My husband and I had the lake in Colorado, at 11,000 feet elevation, to ourselves except for occasional hikers a mile away—colorful specks on a timberline trail whose voices carried in the thin air. While Jeff fished, although I wasn’t bored exactly, I began noticing lichens. I’m here to tell you, Rocky Mountain lichens are as impressive as lava flows.
According to Wikipedia, lichen is comprised of a fungus and a photosynthetic partner (usually green algae).
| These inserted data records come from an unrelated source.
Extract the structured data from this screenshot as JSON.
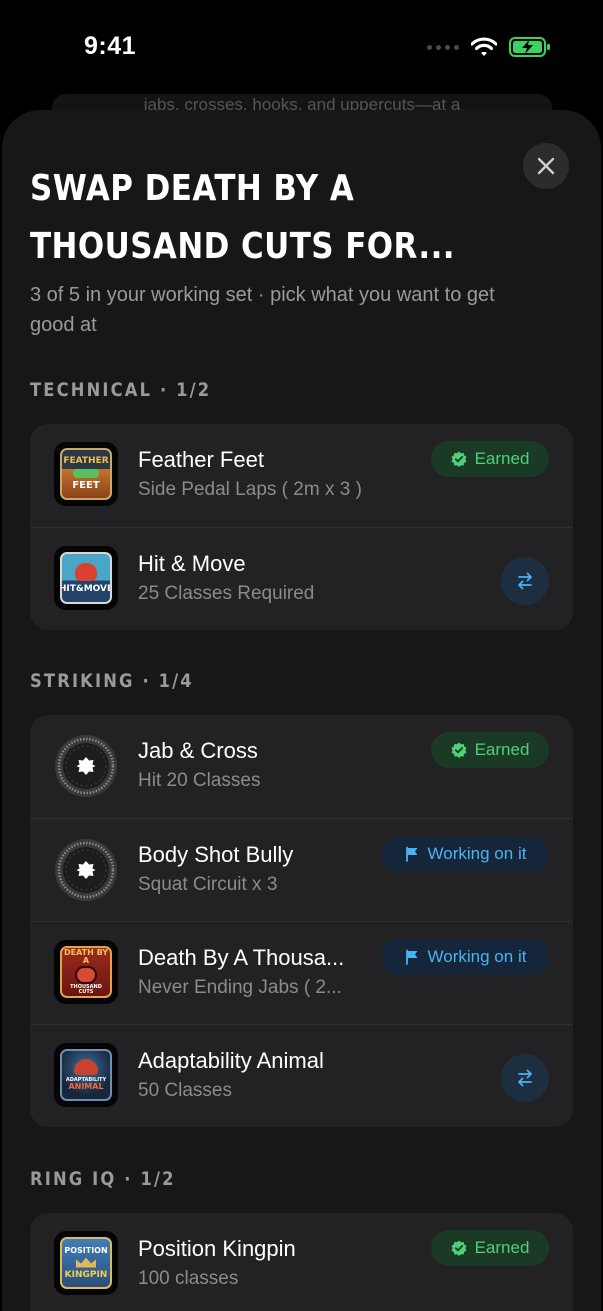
{
  "status_bar": {
    "time": "9:41"
  },
  "background": {
    "peek_text": "jabs, crosses, hooks, and uppercuts—at a"
  },
  "sheet": {
    "title": "Swap Death By A Thousand Cuts for...",
    "subtitle": "3 of 5 in your working set · pick what you want to get good at"
  },
  "sections": [
    {
      "label": "TECHNICAL · 1/2",
      "items": [
        {
          "name": "Feather Feet",
          "requirement": "Side Pedal Laps ( 2m x 3 )",
          "status": "Earned",
          "badge_lines": [
            "FEATHER",
            "FEET"
          ]
        },
        {
          "name": "Hit & Move",
          "requirement": "25 Classes Required",
          "badge_lines": [
            "HIT&MOVE"
          ]
        }
      ]
    },
    {
      "label": "STRIKING · 1/4",
      "items": [
        {
          "name": "Jab & Cross",
          "requirement": "Hit 20 Classes",
          "status": "Earned"
        },
        {
          "name": "Body Shot Bully",
          "requirement": "Squat Circuit x 3",
          "status": "Working on it"
        },
        {
          "name": "Death By A Thousa...",
          "requirement": "Never Ending Jabs ( 2...",
          "status": "Working on it",
          "badge_lines": [
            "DEATH BY A",
            "THOUSAND CUTS"
          ]
        },
        {
          "name": "Adaptability Animal",
          "requirement": "50 Classes",
          "badge_lines": [
            "ADAPTABILITY",
            "ANIMAL"
          ]
        }
      ]
    },
    {
      "label": "RING IQ · 1/2",
      "items": [
        {
          "name": "Position Kingpin",
          "requirement": "100 classes",
          "status": "Earned",
          "badge_lines": [
            "POSITION",
            "KINGPIN"
          ]
        }
      ]
    }
  ],
  "colors": {
    "sheet_bg": "#171717",
    "card_bg": "#222224",
    "earned_green": "#4fd07a",
    "working_blue": "#4ab2f0"
  }
}
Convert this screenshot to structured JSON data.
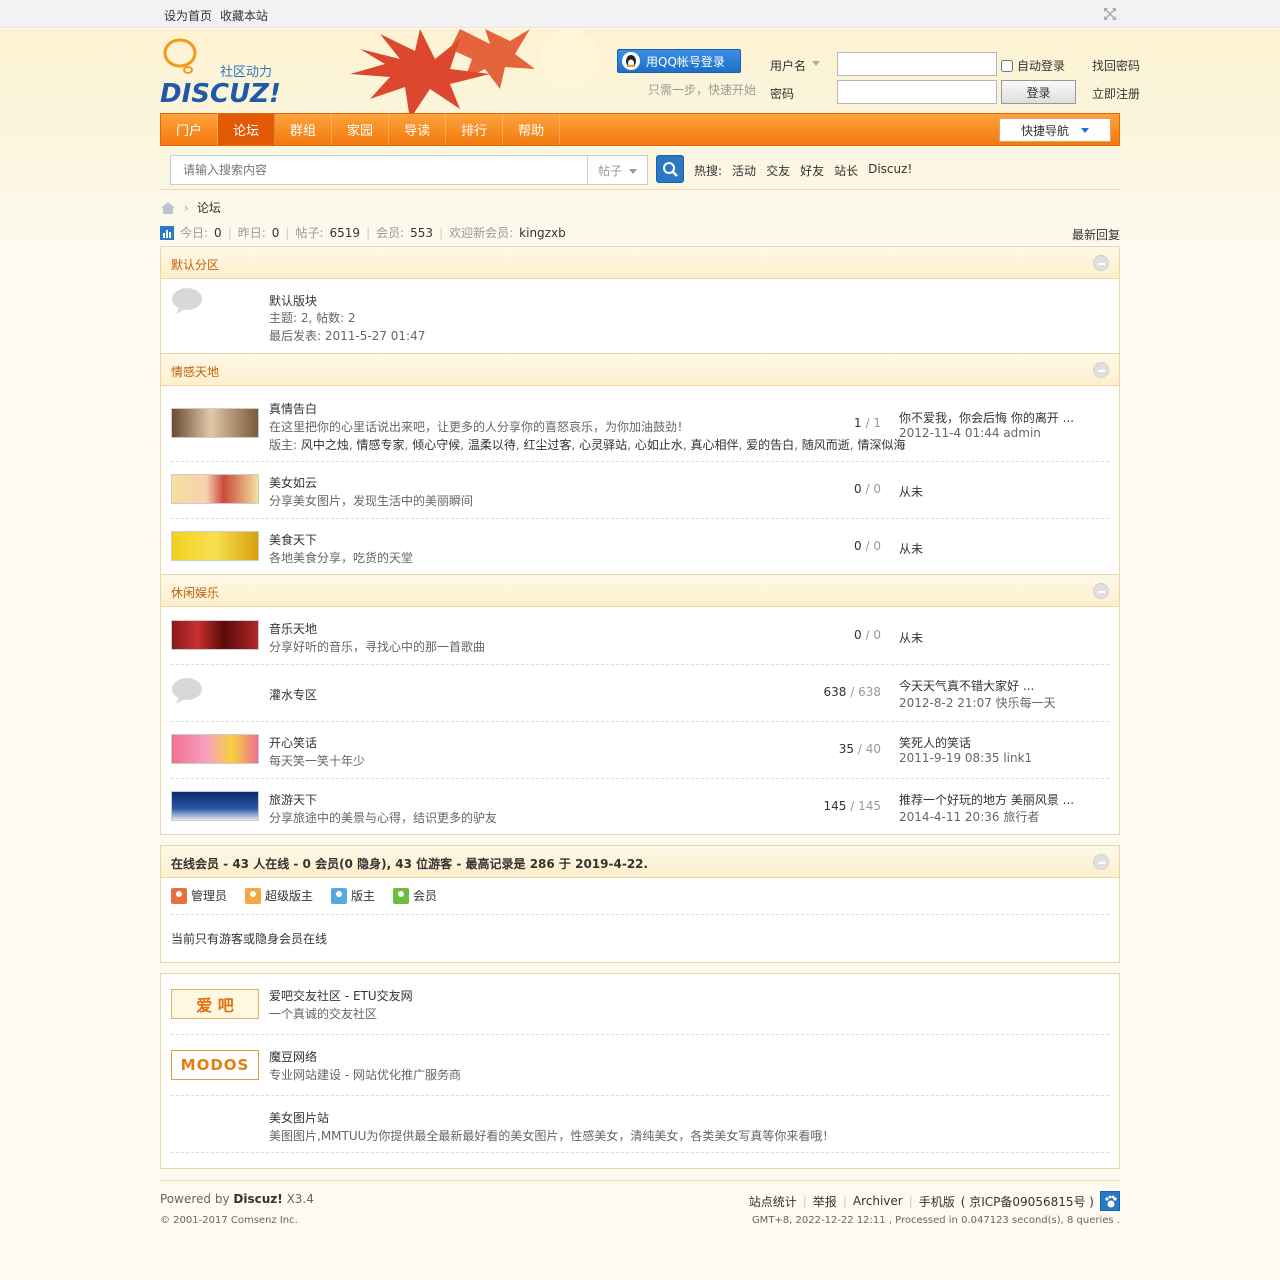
{
  "topbar": {
    "links": [
      "设为首页",
      "收藏本站"
    ]
  },
  "header": {
    "logo_tagline": "社区动力",
    "logo_text": "DISCUZ!",
    "qq_login": "用QQ帐号登录",
    "qq_tip": "只需一步，快速开始",
    "username_label": "用户名",
    "password_label": "密码",
    "auto_login": "自动登录",
    "login_button": "登录",
    "forgot_password": "找回密码",
    "register": "立即注册"
  },
  "nav": {
    "items": [
      "门户",
      "论坛",
      "群组",
      "家园",
      "导读",
      "排行",
      "帮助"
    ],
    "active_index": 1,
    "quick_nav": "快捷导航"
  },
  "search": {
    "placeholder": "请输入搜索内容",
    "type": "帖子",
    "hot_label": "热搜:",
    "hot_items": [
      "活动",
      "交友",
      "好友",
      "站长",
      "Discuz!"
    ]
  },
  "breadcrumb": {
    "current": "论坛"
  },
  "stats": {
    "today_label": "今日:",
    "today": "0",
    "yesterday_label": "昨日:",
    "yesterday": "0",
    "posts_label": "帖子:",
    "posts": "6519",
    "members_label": "会员:",
    "members": "553",
    "newest_label": "欢迎新会员:",
    "newest": "kingzxb",
    "latest_link": "最新回复"
  },
  "sections": [
    {
      "title": "默认分区",
      "forums": [
        {
          "name": "默认版块",
          "topics_line": "主题: 2, 帖数: 2",
          "last_line": "最后发表: 2011-5-27 01:47"
        }
      ]
    },
    {
      "title": "情感天地",
      "forums": [
        {
          "name": "真情告白",
          "desc": "在这里把你的心里话说出来吧，让更多的人分享你的喜怒哀乐，为你加油鼓劲！",
          "mods_label": "版主:",
          "mods": [
            "风中之烛",
            "情感专家",
            "倾心守候",
            "温柔以待",
            "红尘过客",
            "心灵驿站",
            "心如止水",
            "真心相伴",
            "爱的告白",
            "随风而逝",
            "情深似海"
          ],
          "count": "1",
          "count_total": "1",
          "last_title": "你不爱我，你会后悔 你的离开 ...",
          "last_info": "2012-11-4 01:44 admin"
        },
        {
          "name": "美女如云",
          "desc": "分享美女图片，发现生活中的美丽瞬间",
          "count": "0",
          "count_total": "0",
          "last_none": "从未"
        },
        {
          "name": "美食天下",
          "desc": "各地美食分享，吃货的天堂",
          "count": "0",
          "count_total": "0",
          "last_none": "从未"
        }
      ]
    },
    {
      "title": "休闲娱乐",
      "forums": [
        {
          "name": "音乐天地",
          "desc": "分享好听的音乐，寻找心中的那一首歌曲",
          "count": "0",
          "count_total": "0",
          "last_none": "从未"
        },
        {
          "name": "灌水专区",
          "count": "638",
          "count_total": "638",
          "last_title": "今天天气真不错大家好 ...",
          "last_info": "2012-8-2 21:07 快乐每一天"
        },
        {
          "name": "开心笑话",
          "desc": "每天笑一笑十年少",
          "count": "35",
          "count_total": "40",
          "last_title": "笑死人的笑话",
          "last_info": "2011-9-19 08:35 link1"
        },
        {
          "name": "旅游天下",
          "desc": "分享旅途中的美景与心得，结识更多的驴友",
          "count": "145",
          "count_total": "145",
          "last_title": "推荐一个好玩的地方 美丽风景 ...",
          "last_info": "2014-4-11 20:36 旅行者"
        }
      ]
    }
  ],
  "online": {
    "title": "在线会员 - 43 人在线 - 0 会员(0 隐身), 43 位游客 - 最高记录是 286 于 2019-4-22.",
    "legend": [
      {
        "label": "管理员",
        "color": "#e8703a"
      },
      {
        "label": "超级版主",
        "color": "#f0a848"
      },
      {
        "label": "版主",
        "color": "#5aa8e0"
      },
      {
        "label": "会员",
        "color": "#6cbf3c"
      }
    ],
    "empty_text": "当前只有游客或隐身会员在线"
  },
  "links": [
    {
      "name": "爱吧交友社区 - ETU交友网",
      "desc": "一个真诚的交友社区",
      "logo": "爱 吧"
    },
    {
      "name": "魔豆网络",
      "desc": "专业网站建设 - 网站优化推广服务商",
      "logo": "MODOS"
    },
    {
      "name": "美女图片站",
      "desc": "美图图片,MMTUU为你提供最全最新最好看的美女图片，性感美女，清纯美女，各类美女写真等你来看哦！"
    }
  ],
  "footer": {
    "powered_prefix": "Powered by",
    "powered_brand": "Discuz!",
    "powered_version": "X3.4",
    "copyright": "© 2001-2017 Comsenz Inc.",
    "links": [
      "站点统计",
      "举报",
      "Archiver",
      "手机版"
    ],
    "icp": "( 京ICP备09056815号 )",
    "info": "GMT+8, 2022-12-22 12:11 , Processed in 0.047123 second(s), 8 queries ."
  }
}
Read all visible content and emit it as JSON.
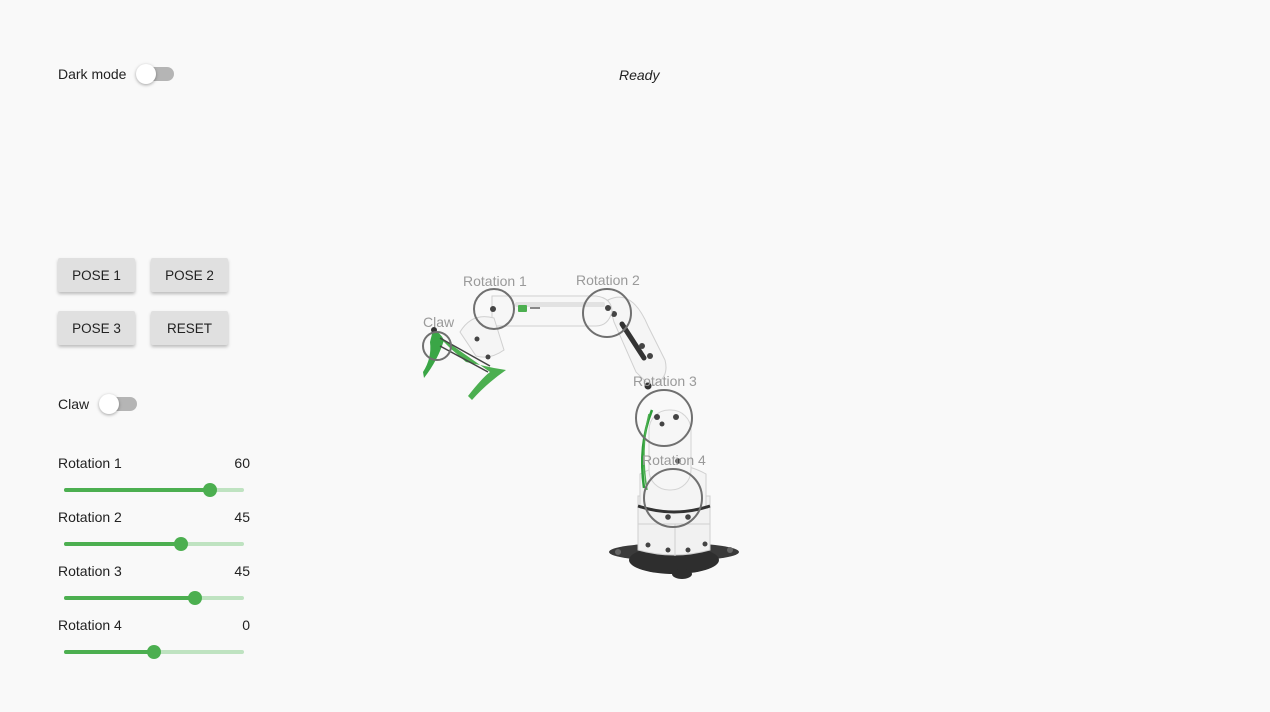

Lichens occur in some of the most extreme environments on earth—arctic tundra, hot deserts, rocky coasts, and toxic slag heaps—as well as bare rock, walls and gravestones.
Lichens that are vulnerable to environmental disturbance may be used by scientists to assess air pollution, ozone depletion, and metal contamination.
These lichens looked fragile yet were cemented to the stones. In any case, I wasn’t enough of an environmental disturbance to detach them.
Sit still long enough, and wildlife forget you’re there. Squirrel-sized rodents that looked like guinea pigs popped in and out of the rocks, squeaking like dog toys. Our terrier went nuts whenever she heard a pika (also called coney or rock rabbit). In determined yet fruitless pursuit, she used four-paw drive to navigate the uneven terrain.
That evening, outside a rustic cabin, we cooked trout over an open fire. Deer kept returning to a nearby clearing, gazing at us as though we were from another world. Indeed we were.